Figure 1.

Phase separation of NuMA promotes spindle pole formation. (A) Schematic representations of full-length (FL) NuMA and truncated mutants. (B) Fluorescence images showing the localization of GFP-tagged full-length NuMA and truncated mutants in HeLa cells. Scale bar, 5 μm. (C and D) Immunofluorescence images of mitotic spindles (C) and quantification of the percentage of mitotic cells with multipolar spindles (D, n = 3 independent experiments) for HeLa cells transfected with the indicated siRNAs and plasmids. For each experiment, 60 mitotic cells were quantified. Scale bar, 5 μm. (E and F) FRAP analysis (E) and quantification (F, n = 2 independent experiments) of GFP-NuMA signals in HeLa cells. Scale bar, 2 μm. (G and H) Representative images (G) and size (H, n = 100 droplets from three independent experiments) of droplets formed by purified GFP-NuMA-C wild type (WT) or proline-to-alanine (P/A) mutant. Scale bar, 10 μm. (I) Time-lapse microscopy showing the fusion of GFP-NuMA-C droplets into a larger droplet. Scale bar, 10 μm. (J and K) FRAP analysis (J) and quantification (K, n = 3 independent experiments) of droplets formed by 10 μM purified GFP-NuMA-C. Scale bar, 5 μm. (L) Fluorescence images showing the localization of GFP-NuMA-C wild type and mutant in metaphase HeLa cells.
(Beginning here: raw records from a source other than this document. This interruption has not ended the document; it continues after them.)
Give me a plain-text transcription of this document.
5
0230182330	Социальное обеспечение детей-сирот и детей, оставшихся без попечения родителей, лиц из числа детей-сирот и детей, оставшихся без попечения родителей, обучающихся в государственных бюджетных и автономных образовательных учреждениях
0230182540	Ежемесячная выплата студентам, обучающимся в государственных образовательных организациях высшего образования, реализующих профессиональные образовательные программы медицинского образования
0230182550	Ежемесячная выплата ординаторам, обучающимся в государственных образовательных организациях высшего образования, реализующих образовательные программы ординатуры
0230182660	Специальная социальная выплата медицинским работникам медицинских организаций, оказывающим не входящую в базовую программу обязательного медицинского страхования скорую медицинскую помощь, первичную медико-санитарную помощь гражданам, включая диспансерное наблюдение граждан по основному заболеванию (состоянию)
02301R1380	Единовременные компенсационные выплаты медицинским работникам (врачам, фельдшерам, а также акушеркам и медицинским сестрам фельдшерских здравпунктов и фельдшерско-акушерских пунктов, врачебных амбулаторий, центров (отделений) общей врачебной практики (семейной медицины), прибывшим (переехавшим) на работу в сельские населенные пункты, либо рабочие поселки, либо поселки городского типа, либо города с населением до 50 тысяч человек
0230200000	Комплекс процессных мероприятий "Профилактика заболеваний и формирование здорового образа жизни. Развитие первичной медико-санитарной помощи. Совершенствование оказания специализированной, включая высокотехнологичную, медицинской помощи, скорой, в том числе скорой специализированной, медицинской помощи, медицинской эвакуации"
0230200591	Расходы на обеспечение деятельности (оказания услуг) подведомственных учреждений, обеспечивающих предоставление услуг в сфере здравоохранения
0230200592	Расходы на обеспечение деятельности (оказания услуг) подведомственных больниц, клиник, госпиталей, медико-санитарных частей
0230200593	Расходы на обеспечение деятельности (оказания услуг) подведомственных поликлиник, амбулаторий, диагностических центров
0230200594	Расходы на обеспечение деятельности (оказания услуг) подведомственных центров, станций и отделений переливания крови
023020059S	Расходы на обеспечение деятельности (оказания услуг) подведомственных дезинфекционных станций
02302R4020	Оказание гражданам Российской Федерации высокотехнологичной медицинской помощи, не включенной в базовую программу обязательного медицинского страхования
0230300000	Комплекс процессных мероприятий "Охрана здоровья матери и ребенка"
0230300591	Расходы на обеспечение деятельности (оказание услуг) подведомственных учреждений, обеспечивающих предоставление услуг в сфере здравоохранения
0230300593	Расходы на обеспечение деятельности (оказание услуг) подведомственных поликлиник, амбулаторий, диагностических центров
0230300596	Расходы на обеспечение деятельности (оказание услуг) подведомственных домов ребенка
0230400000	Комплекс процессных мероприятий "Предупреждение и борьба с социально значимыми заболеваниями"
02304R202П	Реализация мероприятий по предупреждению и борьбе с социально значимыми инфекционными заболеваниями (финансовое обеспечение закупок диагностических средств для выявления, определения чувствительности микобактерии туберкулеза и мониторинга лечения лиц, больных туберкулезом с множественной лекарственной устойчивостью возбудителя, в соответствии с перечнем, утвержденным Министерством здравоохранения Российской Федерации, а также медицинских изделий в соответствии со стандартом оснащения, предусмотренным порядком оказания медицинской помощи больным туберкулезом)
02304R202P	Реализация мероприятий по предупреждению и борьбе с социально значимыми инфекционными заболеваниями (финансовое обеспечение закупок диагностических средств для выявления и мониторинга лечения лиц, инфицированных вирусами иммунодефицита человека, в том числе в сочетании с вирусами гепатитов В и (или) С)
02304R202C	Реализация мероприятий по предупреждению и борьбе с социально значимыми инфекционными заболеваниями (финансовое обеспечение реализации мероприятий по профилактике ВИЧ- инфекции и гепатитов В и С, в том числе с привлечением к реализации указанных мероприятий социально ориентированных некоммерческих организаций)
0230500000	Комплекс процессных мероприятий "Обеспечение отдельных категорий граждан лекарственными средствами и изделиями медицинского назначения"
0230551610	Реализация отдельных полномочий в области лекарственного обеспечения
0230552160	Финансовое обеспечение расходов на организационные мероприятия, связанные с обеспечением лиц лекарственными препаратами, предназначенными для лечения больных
Scale bar, 5 μm. (M and N) Immunofluorescence images of mitotic spindles (M) and quantification of the percentage of mitotic cells with multipolar spindles (N, n = 4 independent experiments) for HeLa cells transfected as indicated. For each experiment, 60 mitotic cells were quantified. Scale bar, 5 μm. Data are shown as mean ± SD. ***P < 0.001, ****P <0.0001.